I wrote 50,000 words last November in honor of NaNoWriMo. The Playgroup is a novel based on my experiences as a young mother in Palm Springs, Calif. It’s a story about testing friendships and how one person changed the quiet lives of the moms’ group.

I wrote 2,000 to 3,000 words each day and made it to my goal by Thanksgiving.

But then, I lost the manuscript. I was waiting until the new year to begin the process of editing and revising, but I blew it. I never backed it up and my laptop was erroneously deleting files. I lost my community newsletter and The Playgroup rough draft.

UGH!

I thought I had set up automatic backups to icloud — but I didn’t. Now I manually back up to a thumb drive each day.

I began rewriting the manuscript and it’s taken on a new life. My biggest change was the point of view. It was written from one character but I expanded it to the POV of four moms. I’m at about 25,000 words now, so my NaNoWriMo month will be half the words I wrote last year.

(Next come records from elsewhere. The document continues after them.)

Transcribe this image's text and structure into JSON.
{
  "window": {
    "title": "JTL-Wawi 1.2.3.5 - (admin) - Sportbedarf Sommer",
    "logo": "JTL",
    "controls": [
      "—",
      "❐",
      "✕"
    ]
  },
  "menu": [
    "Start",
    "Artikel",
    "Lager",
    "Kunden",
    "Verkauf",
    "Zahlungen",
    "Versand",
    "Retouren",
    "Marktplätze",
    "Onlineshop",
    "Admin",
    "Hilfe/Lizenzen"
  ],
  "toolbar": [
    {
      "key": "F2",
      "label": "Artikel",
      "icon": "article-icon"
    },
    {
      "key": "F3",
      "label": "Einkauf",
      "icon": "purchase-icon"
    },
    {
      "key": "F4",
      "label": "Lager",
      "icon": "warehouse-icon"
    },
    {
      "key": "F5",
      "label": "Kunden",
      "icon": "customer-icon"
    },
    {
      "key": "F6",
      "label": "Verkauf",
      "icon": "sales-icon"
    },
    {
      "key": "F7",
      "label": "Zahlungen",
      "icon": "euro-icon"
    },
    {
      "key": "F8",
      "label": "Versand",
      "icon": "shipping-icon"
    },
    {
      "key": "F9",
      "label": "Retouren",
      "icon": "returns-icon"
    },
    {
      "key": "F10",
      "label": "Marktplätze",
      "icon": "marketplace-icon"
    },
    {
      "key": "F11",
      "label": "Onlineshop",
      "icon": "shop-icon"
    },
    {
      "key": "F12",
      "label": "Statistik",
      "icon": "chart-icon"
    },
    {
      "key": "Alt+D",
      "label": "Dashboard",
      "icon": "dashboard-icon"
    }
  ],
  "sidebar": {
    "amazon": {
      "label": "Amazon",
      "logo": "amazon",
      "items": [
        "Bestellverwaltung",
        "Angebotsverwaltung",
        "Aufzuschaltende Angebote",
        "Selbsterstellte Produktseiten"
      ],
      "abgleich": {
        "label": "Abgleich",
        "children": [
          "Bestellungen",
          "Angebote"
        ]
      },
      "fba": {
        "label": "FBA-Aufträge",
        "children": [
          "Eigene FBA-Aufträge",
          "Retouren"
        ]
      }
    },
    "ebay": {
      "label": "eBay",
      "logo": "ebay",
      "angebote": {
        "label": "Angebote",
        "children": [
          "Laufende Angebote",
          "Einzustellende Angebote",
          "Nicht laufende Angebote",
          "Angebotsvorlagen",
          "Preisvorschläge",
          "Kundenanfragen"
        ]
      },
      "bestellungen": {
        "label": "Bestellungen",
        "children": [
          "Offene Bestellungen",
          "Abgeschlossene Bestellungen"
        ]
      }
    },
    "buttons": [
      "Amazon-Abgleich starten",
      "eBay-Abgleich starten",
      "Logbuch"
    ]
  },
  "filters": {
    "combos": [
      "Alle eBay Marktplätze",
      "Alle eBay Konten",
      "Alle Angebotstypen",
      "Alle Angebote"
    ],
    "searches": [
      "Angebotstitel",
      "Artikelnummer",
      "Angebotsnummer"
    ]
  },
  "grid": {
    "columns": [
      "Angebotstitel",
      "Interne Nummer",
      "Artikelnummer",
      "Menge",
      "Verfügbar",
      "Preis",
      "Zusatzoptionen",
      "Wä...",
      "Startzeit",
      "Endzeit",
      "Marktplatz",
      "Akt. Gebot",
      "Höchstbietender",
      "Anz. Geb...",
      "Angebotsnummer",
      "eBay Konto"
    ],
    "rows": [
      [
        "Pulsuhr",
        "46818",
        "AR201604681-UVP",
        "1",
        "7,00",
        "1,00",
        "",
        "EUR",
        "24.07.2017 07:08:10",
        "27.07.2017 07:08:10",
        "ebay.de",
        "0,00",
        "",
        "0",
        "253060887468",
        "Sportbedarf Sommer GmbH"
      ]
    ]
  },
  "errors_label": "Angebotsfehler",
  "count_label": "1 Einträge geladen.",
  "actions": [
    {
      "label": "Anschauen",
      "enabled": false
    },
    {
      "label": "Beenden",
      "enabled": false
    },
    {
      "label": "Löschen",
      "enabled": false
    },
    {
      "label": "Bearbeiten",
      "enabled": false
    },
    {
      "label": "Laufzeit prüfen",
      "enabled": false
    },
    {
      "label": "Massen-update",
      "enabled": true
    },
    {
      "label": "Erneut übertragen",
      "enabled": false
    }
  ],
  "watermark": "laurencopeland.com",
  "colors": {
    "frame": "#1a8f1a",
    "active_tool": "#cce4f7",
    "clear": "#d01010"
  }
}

I’m currently flying to Seattle for the week to visit my mom, so I don’t think I’ll get to writing until I return home. Not an awesome start to the month, but I’ll be back!

Have you taken on a writing challenge? What is it and how did it go for you?

Questions for bloggers

Olive the cat on the sofa

Olive the cat hanging out in the casita.

Yesterday morning something odd happened. My blog post that was scheduled didn’t post. I had a small message in red type that said “Missed schedule.” That’s the third time it’s happened to me. I’ve made mistakes more frequently with my scheduling, like selecting p.m. instead of a.m. But how does WordPress miss a scheduled post? I thought it would happen automatically?

I want to know if that’s happened to anyone else?

Other questions I have for bloggers:

Do you schedule you posts in advance? How far in advance?

Where do you get your ideas?

What are your most popular topics?

What is a post you wrote that surprised you with the number of views and comments?

About forwards and prologues

I was excited to read my third Shirley Jackson book “The Road Through the Wall.” I read two Jackson books on my beach vacation and loved them.

I took the time to read the forward — something that I don’t always do.

Compared to the “Haunting of Hill House” or “We Have Always Lived in the Castle,” Jackson’s masterful late novels, “The Road Through the Wall” is a slighter work.

Ruth Franklin, book critic and contributinG editor at The New Republic

The two books I read on vacation were the ones mentioned. This latest book was Jackson’s first novel, so yes, it is a lesser work. But reading those words dampened my enthusiasm to read the book. I wondered if I should even bother.

I now wish I’d read the forward AFTERWORD. I’m almost finished with the book and I’m enjoying it, but I felt this feeling of doubt when I started. Ruth Franklin’s forward is detailed and explains a lot about the story. I will finally read the Forward again — after I finish reading the book.

What are your thoughts about Forwards and Prologues. Do you read them? Do you think they add or detract to the story?